La Vérif : PSPP exagère les hausses de loyer et de mensualités hypothécaires
Les loyers et les paiements hypothécaires ont-ils vraiment doublé pendant les mandats de la CAQ?.
Paul St-Pierre Plamondon, chef du Parti québécois (PQ), a affirmé que le coût de la vie au Québec, notamment les loyers et les mensualités hypothécaires, avait doublé depuis 2018, année de l'élection de la Coalition Avenir Québec (CAQ). Selon lui, cette hausse aurait vidé les portefeuilles des Québécois. Cette déclaration s'inscrit dans le cadre de la campagne électorale du PQ, qui fait du pouvoir d'achat un thème central. L'objectif était de critiquer la gestion économique de la CAQ en soulignant l'impact sur le quotidien des citoyens.
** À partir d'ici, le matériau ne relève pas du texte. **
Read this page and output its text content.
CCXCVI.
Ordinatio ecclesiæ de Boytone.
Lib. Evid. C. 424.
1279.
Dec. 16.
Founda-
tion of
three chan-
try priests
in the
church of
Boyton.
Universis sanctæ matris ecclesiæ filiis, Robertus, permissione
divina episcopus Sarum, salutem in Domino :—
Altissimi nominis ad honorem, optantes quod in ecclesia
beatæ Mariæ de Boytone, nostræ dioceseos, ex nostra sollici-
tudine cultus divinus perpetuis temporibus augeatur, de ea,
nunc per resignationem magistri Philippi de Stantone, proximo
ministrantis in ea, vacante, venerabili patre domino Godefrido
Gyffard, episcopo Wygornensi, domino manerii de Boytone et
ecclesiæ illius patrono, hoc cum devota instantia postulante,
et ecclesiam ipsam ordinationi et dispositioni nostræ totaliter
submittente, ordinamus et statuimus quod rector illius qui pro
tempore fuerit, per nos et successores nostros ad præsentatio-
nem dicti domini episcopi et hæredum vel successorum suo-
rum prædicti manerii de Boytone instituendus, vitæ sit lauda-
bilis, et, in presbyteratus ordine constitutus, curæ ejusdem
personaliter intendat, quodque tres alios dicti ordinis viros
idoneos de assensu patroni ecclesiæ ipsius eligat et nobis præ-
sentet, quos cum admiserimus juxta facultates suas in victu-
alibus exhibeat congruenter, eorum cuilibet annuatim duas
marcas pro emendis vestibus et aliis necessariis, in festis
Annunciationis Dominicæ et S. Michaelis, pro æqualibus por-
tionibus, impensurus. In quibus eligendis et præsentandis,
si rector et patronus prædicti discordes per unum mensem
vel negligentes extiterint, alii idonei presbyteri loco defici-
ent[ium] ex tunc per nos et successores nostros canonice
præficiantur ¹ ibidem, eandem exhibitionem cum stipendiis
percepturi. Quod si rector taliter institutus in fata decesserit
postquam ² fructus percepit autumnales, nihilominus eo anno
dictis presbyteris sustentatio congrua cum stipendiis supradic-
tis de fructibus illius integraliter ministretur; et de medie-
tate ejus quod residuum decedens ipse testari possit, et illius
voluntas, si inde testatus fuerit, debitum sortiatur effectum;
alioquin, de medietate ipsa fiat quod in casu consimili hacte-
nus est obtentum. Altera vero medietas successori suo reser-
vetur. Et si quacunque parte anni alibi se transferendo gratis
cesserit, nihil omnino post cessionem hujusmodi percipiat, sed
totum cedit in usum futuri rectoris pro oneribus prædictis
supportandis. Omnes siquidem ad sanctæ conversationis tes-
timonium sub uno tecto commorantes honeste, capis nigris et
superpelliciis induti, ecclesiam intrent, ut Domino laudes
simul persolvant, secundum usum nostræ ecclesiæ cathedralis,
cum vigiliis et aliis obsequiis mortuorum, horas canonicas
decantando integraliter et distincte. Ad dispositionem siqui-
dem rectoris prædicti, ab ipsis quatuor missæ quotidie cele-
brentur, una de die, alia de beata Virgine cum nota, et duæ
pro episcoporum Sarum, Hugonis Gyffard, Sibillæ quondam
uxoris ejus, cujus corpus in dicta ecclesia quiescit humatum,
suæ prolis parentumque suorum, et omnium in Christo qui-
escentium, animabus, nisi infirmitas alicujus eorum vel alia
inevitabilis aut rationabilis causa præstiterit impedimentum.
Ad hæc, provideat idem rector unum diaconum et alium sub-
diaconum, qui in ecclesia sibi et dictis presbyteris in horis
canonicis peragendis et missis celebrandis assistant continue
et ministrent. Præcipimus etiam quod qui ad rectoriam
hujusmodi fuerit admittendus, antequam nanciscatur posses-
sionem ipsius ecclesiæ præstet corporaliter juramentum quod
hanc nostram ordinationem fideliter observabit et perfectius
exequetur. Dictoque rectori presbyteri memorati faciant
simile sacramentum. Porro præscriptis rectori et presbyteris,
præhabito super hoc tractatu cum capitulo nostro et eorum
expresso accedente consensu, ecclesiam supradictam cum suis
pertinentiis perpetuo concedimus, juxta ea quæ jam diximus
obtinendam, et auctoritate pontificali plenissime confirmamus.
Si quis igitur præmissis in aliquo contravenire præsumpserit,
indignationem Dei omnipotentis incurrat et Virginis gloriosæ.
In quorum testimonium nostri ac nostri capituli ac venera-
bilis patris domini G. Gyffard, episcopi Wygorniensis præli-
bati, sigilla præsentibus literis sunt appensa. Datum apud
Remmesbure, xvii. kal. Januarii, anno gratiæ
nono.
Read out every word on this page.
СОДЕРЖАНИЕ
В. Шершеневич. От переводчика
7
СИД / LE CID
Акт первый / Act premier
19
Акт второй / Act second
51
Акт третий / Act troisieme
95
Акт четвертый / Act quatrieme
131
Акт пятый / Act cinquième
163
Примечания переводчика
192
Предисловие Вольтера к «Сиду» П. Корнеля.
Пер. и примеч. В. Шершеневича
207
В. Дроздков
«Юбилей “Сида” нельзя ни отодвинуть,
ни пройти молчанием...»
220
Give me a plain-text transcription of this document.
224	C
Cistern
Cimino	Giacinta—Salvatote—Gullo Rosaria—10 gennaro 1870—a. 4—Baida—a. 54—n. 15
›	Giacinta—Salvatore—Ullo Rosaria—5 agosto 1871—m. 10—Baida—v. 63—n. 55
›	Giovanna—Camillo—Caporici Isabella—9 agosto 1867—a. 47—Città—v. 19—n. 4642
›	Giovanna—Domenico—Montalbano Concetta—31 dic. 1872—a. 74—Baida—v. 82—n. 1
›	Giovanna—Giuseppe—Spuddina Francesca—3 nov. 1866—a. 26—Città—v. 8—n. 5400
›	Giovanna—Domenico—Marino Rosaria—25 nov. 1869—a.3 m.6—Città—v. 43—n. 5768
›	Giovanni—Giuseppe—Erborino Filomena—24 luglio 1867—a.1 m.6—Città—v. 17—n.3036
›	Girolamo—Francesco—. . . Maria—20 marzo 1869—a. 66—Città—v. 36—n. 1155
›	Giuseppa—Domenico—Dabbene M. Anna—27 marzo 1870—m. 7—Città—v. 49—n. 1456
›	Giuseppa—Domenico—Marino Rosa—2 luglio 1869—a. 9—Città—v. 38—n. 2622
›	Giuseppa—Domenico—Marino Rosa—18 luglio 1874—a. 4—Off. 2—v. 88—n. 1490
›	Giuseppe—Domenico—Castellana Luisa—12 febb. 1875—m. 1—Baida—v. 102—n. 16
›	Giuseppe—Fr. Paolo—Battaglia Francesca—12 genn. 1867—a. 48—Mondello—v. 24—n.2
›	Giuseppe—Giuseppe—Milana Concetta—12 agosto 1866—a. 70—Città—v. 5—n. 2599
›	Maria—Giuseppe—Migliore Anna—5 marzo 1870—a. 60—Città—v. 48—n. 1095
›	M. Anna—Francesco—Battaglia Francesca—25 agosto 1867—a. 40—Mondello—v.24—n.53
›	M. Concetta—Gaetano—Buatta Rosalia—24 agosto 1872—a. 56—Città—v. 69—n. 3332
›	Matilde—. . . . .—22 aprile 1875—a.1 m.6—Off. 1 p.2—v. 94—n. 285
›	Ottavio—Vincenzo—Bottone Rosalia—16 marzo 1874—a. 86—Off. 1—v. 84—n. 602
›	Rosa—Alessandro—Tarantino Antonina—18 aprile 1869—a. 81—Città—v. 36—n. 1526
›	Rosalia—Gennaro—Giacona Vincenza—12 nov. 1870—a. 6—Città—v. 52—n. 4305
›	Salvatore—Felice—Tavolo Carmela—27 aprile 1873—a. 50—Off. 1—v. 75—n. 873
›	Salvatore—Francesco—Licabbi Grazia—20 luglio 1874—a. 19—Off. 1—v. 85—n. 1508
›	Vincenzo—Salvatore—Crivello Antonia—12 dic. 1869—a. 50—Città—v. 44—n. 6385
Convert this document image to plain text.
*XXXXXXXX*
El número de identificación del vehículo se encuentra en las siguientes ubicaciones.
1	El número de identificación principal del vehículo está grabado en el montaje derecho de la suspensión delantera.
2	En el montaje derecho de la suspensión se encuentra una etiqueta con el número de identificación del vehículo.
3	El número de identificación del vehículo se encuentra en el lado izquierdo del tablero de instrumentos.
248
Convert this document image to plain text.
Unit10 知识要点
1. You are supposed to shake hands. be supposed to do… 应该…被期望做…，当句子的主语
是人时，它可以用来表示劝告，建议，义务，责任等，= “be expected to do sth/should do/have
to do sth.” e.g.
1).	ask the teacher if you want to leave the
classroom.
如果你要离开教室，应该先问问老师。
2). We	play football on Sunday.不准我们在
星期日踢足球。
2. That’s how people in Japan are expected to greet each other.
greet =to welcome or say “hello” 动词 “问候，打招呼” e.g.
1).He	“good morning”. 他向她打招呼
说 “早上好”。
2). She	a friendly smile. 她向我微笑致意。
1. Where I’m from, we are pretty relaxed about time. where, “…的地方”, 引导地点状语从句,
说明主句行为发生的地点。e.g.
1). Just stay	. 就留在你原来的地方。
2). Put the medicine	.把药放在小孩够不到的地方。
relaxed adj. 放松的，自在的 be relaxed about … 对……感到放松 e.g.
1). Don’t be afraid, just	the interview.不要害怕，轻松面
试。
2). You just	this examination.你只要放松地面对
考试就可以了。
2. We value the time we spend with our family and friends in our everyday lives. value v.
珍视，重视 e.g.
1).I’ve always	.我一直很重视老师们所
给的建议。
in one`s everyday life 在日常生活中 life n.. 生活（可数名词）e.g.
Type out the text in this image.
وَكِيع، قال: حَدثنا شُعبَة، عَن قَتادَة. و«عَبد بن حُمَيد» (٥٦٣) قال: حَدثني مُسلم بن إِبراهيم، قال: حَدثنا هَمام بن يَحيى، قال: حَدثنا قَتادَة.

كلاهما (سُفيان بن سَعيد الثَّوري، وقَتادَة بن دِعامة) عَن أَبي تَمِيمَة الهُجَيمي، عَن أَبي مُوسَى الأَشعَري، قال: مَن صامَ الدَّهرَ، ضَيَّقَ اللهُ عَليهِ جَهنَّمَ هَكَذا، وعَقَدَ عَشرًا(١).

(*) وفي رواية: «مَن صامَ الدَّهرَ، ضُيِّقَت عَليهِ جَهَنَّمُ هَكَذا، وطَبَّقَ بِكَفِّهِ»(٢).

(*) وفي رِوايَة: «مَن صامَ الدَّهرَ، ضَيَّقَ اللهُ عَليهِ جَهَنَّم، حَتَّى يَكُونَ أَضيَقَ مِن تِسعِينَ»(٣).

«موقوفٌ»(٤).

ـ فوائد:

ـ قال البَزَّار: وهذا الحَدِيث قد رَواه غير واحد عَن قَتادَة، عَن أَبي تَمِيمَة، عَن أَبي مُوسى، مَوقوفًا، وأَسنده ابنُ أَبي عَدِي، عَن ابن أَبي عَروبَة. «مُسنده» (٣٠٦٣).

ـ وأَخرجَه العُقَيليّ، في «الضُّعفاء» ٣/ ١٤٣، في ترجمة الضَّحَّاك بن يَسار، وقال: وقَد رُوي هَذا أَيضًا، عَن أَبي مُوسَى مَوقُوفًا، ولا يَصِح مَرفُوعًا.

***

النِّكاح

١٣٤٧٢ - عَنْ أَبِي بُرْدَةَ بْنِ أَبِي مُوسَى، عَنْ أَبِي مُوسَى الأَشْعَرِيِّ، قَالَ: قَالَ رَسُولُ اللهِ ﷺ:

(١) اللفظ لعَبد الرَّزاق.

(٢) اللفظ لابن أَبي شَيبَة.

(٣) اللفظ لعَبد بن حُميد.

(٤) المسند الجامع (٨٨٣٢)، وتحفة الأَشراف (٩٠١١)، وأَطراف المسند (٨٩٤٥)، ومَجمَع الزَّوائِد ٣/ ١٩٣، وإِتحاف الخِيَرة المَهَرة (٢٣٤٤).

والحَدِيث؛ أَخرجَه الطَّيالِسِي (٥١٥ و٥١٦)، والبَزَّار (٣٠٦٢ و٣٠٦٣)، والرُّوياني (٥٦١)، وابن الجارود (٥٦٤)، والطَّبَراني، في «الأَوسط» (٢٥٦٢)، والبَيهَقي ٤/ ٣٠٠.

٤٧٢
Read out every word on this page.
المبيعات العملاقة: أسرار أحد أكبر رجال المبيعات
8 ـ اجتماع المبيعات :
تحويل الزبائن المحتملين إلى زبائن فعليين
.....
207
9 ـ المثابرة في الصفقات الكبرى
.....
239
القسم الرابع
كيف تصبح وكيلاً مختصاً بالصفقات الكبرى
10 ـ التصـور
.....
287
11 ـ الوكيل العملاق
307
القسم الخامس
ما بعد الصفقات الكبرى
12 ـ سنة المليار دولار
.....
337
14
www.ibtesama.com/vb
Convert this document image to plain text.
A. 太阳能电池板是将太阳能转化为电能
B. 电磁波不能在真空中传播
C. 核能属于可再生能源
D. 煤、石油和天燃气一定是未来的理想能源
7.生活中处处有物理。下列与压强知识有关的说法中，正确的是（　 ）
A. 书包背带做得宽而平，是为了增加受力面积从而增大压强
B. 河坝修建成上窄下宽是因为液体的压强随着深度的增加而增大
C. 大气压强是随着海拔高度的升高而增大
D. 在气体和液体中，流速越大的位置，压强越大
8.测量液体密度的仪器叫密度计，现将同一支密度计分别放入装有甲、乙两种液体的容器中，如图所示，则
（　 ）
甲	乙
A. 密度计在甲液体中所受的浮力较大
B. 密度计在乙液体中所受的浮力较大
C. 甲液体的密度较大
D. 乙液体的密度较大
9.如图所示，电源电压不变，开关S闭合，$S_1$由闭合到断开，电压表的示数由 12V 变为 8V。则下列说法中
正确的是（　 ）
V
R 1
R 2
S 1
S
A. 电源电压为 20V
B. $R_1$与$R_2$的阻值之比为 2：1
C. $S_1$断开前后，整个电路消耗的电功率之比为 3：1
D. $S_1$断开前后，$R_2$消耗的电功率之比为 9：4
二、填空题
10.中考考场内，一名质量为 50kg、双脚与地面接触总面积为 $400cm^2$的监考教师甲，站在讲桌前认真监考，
Cependant, cette affirmation a été vérifiée et contredite par des données officielles.
La Société canadienne d’hypothèques et de logement (SCHL) est un organisme fédéral chargé de collecter et d'analyser des données sur le marché immobilier au Canada. Selon ses chiffres, le loyer moyen au Québec est passé de 761 $ en 2018 à 1 232 $ en 2025. Cela représente une augmentation de 62 % en huit ans. Le Front d'action populaire en réaménagement urbain (FRAPRU), un organisme québécois militant pour le logement abordable, confirme cette hausse. Contrairement à l'affirmation de Paul St-Pierre Plamondon, les loyers n'ont donc pas doublé, mais ont augmenté de manière significative, sans atteindre 100 %.
La SCHL ne fournit pas de moyenne provinciale pour les mensualités hypothécaires en raison des fortes disparités entre les régions. Pour évaluer l'évolution, deux régions métropolitaines de recensement (RMR) majeures ont été analysées : Montréal et Québec. Ces régions regroupent plus de la moitié de la population québécoise. À Montréal, les mensualités hypothécaires sont passées de 1 081 $ en 2018 à 1 543 $ en 2025, soit une hausse de 43 %. À Québec, elles ont augmenté de 870 $ à 1 116 $, ce qui correspond à une croissance de 28 % sur la même période. Ces chiffres montrent que les mensualités ont augmenté, mais sans atteindre le doublement évoqué par le chef péquiste.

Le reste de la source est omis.